The objective of the present study was to evaluate the cross-protective immunity between type 1 and type 2 porcine reproductive and respiratory syndrome virus (PRRSV) isolates in growing pigs. Japanese type 1 PRRSV, first isolated from a pig with respiratory disorders in a farm in 2009, exhibits unique genetic characteristics. The pathogenicity of a Japanese standard strain of type 2 PRRSV, EDRD1, in pigs immunized by the type 1 PRRSV isolate, Jpn EU 4-37 was determined by evaluating clinical signs, viremia, antibody response, and pathological lesions. Similarly, we evaluated the pathogenicity of Jpn EU 4-37 in pigs immunized by EDRD1 and compared the cross-protective immunity between these isolates. The EDRD1 challenge after Jpn EU 4-37 inoculation reduced viral clearance and shedding in pigs, compared to those treated with the EDRD1 single infection. On the other hand, the pathogenicity of Jpn EU 4-37 after EDRD1 infection did not differ significantly compared to non-immunized pigs treated with Jpn EU 4-37. Therefore, exposure to Jpn EU 4-37 could not induce enough immunity to reduce the viremia against subsequent infection by type 2 PRRSV. However, the immunity induced by Jpn EU 4-37 infection may play a role in reducing viremia caused by type 2 PRRSV. Moreover, the immunity induced by the EDRD1 and other genetically related viruses, which are broadly distributed in Japan, may not contribute to cross-protection against Jpn EU 4-37 as an emerging virus.

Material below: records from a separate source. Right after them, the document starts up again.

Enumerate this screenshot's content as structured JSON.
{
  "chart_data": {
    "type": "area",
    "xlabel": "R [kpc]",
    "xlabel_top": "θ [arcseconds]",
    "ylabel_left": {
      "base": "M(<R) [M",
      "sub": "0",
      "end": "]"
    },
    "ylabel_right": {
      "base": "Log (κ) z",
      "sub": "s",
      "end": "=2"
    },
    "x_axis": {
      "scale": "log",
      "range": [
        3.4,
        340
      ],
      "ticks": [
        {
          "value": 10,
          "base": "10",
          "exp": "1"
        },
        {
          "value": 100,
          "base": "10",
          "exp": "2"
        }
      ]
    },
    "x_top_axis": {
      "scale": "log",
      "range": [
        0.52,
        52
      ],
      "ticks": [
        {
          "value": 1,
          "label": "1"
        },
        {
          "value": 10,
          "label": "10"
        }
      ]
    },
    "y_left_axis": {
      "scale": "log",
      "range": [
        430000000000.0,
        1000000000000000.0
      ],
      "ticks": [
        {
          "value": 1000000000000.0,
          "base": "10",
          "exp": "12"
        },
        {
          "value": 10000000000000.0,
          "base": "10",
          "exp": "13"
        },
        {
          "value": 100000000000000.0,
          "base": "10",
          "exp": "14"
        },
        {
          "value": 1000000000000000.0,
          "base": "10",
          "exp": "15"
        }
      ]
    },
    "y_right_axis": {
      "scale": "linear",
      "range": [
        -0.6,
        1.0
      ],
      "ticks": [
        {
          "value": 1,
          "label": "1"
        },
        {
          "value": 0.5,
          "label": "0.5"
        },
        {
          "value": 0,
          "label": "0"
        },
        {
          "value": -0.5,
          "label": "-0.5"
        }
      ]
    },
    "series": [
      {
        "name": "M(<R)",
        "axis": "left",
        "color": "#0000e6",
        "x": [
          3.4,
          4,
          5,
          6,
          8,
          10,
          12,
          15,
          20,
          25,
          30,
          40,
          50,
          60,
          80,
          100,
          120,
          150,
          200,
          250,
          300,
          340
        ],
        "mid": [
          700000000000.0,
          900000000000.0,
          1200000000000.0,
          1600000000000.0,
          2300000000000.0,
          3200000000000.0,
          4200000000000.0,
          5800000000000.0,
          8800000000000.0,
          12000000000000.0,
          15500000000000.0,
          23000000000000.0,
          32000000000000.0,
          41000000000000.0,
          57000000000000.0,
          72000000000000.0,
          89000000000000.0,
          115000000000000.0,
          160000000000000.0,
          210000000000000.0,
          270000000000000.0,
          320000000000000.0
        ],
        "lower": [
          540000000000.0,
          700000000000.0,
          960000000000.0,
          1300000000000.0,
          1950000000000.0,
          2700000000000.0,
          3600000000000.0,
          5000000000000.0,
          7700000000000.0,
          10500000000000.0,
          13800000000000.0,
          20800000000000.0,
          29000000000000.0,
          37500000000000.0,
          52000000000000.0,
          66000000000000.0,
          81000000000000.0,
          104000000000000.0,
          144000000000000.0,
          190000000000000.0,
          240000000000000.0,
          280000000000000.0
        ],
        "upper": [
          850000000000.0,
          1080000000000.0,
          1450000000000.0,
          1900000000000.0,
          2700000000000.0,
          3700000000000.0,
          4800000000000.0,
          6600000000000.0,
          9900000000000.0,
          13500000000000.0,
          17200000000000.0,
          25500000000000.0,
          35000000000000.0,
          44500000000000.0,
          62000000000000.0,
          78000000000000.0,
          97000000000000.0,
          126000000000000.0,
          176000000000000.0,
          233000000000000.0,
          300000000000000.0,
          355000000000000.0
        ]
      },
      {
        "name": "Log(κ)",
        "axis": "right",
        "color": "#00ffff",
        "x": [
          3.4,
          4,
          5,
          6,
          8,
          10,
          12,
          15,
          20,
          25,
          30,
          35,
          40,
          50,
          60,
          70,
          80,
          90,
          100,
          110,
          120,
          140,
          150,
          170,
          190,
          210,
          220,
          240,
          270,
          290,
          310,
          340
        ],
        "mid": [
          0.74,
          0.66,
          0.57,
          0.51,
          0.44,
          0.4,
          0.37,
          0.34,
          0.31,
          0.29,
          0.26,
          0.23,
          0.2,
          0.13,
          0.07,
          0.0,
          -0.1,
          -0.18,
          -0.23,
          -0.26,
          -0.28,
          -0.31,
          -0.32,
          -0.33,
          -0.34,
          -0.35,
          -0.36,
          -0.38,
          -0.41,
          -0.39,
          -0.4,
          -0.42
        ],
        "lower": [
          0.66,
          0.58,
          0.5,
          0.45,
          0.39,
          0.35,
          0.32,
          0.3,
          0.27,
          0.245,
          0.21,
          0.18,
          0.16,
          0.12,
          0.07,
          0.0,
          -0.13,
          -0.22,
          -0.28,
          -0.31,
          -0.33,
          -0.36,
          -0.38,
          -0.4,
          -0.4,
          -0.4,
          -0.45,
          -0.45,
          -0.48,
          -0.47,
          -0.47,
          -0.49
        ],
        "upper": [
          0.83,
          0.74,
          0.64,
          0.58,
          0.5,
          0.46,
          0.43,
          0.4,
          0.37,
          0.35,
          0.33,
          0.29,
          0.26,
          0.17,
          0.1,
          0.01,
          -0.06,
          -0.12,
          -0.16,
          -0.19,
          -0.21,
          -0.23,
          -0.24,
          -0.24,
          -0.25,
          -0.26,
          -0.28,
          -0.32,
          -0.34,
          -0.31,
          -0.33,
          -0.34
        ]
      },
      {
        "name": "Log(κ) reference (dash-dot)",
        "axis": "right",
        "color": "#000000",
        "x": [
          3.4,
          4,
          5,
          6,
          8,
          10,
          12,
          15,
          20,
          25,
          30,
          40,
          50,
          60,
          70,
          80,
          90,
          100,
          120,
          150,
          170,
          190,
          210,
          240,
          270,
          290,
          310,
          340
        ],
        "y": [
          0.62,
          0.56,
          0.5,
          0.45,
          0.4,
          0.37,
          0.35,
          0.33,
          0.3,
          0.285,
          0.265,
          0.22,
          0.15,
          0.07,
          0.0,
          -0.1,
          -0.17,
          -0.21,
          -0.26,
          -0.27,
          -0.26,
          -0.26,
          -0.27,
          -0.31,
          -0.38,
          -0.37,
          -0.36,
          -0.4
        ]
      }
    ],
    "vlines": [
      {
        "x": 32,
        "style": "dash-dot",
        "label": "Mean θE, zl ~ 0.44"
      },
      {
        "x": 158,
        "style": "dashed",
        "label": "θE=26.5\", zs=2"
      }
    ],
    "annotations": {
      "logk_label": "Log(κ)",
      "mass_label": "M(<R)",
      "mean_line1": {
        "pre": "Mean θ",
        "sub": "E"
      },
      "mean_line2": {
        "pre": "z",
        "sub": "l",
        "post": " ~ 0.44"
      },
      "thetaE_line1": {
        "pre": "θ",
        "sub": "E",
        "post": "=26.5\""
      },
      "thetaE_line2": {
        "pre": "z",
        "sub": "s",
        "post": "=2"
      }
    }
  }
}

Keywords: Immunity; pig; porcine reproductive and respiratory syndrome virus.

Fig. 1.

Changes in the rectal temperature of pigs following challenge with virus. Mean rectal temperatures of pigs in the type1 (■), type2/type1 (●), type2 (□), type1/type2 (○), and non-infectious control (▲) groups. Statistically significant differences (P<0.05) are indicated between a) type2/type1 and control groups, b) type1/type2 and control groups, and c) type2 and control groups. Bars represent standard error of the mean.

Fig. 2.

Mean values of the quantity of type 1 (A) and type 2 (B) porcine reproductive and respiratory syndrome virus (PRRSV) RNA in the serum of pigs from type1 (■), type2/type1 (●), type2 (□), and type1/type2 (○) groups. Viral RNA (mean ± SE) content was measured by one-step RT-PCR. † indicates significant difference between groups (P<0.05). Error bars represent standard errors.

Fig. 3.

Mean S/P ratio of ELISA in the serum from type1 (■), type2/type1 (●), type2 (□), type1/type2 (○), and non-infectious control (▲) groups. Error bars represent standard errors.

Fig. 4.

Quantitative detection of type 1 porcine reproductive and respiratory syndrome virus (PRRSV) RNAs in lungs (A) and tonsils (B) collected from type2/type1 and type1 groups at 21 dpi of Jpn EU 4-37. Viral RNA (mean ± SE) content was measured by one-step RT-PCR. There were no significant differences between both organs of the 2 groups.

Fig. 5.

Quantitative detection of type 2 porcine reproductive and respiratory syndrome virus (PRRSV) RNAs in lungs (A) and tonsils (B) collected from type1/type2 and type2 groups at 21 dpi of EDRD1. Viral RNA (mean ± SE) content was measured by one-step RT-PCR. (A) No significant difference in the levels of RNA of EDRD1 in the lungs of both groups was detected. However, viral RNAs of the type1/type2 group tended to be lower than that of the type2 group. (B) A significant difference was observed when comparing the tonsils of both groups (†, P<0.05).

Fig. 6.

Histopathological findings in the lungs collected from type2/type1 (A), type1/type2 (B), type1 (C), and type2 (D) groups. Pathologically, no obvious gross lesions were detected although slight septal inflammatory reactions were observed in the type1/type2 group (B). Discoloration in the cranial and middle lobes and mild to moderate interstitial pneumonia were observed in the type1/type2 (A), type1 (C), and type2 (D) groups.